Дэнни Бычок, протиснувшись поближе, демонстративно поиграл бронзовыми мускулами.
– А в порно-то небось больше платят и вообще интереснее… – прокомментировал Певец раздумчиво, стараясь не фыркнуть и только жалея, что рядом нет Кенни – вот бы тот повеселился!
– Я могу и в этом посодействовать, – нетерпеливо передёрнула плечами киношница. – Ну же, давай, раздевайся, что ты как деревянный!
– Вы не будете довольны, – Певец понял, что пора бросать эти дурацкие дразнилки. Уоштело, заигрался.
Он повернулся, чтобы уйти прочь, но настырная дама, не привыкшая, видимо, к отказам потенциальных актёров, догнала его одним прыжком и ухватила уже не за плечо, а за полу изношенной рубахи, дёрнув её со словами:
– Господи, да расстегнись ты хотя бы, я же тебя не съем!
Две пуговицы, державшиеся на честном слове, отлетели, полы рубашки распахнулись, и женщина застыла, комично раскрыв рот, словно птенец в гнезде. Это и вправду было смешно, но на сей раз никто вокруг не засмеялся. Рубцы от ножа Шульца и скальпеля Грэма, исполосовавшие Певцу грудь, открылись всем взглядам, страшно и странно выделяясь на смуглой коже.

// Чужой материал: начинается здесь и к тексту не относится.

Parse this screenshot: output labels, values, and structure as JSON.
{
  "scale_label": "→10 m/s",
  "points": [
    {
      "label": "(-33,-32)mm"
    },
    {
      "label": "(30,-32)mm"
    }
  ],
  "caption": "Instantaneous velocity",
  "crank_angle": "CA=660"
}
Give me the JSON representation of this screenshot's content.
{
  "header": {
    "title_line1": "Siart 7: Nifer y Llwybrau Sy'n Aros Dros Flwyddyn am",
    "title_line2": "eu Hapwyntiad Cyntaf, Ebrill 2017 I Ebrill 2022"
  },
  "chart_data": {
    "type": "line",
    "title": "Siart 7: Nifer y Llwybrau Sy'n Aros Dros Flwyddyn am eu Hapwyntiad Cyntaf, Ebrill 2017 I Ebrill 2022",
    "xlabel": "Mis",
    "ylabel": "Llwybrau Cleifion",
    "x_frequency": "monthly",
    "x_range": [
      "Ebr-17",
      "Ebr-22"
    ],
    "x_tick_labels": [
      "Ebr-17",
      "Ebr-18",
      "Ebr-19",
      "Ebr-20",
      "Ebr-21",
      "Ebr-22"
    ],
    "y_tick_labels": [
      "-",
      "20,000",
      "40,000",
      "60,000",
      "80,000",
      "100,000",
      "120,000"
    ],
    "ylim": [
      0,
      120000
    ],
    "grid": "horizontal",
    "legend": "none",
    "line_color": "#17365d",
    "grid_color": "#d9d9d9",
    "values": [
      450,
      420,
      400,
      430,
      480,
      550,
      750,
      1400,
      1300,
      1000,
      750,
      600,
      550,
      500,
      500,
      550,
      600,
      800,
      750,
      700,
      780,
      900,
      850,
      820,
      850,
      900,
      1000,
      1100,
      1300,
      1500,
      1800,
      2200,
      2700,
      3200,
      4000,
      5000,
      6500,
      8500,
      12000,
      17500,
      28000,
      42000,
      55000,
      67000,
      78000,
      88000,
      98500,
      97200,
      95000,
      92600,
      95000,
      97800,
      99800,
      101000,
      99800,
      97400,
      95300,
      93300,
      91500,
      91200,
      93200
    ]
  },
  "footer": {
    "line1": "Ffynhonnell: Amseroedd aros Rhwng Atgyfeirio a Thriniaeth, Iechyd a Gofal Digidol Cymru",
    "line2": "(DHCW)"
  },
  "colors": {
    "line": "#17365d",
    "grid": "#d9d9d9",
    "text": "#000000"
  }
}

– Я же предупредил, что вам не понравится, – мягко объяснил Певец, поспешно запахивая рубаху и заправляя её в джинсы. – Мои предки гордились шрамами, полученными в бою. Я тоже горжусь… но это не то, что вам следует снимать в своём фильме, мэм. Извините. – Добавил он и пошёл сквозь расступавшуюся толпу. Проходя мимо остолбеневшего Бычка, он успокаивающе похлопал того по могучему плечу:
– Вот классный парень для вашего кино. Фактурный, куда лучше меня. Все девки твои будут, Дэн.
– У меня их и так полно, – вяло буркнул Бычок.
Певец обернулся – киношницы всё ещё стояли как вкопанные. Глаза младшей из них стремительно наполнялись слезами, и, заметив это, Певец поморщился. Он и вправду не хотел пугать этих дурочек. Ни к чему им было узнавать, что тут творится.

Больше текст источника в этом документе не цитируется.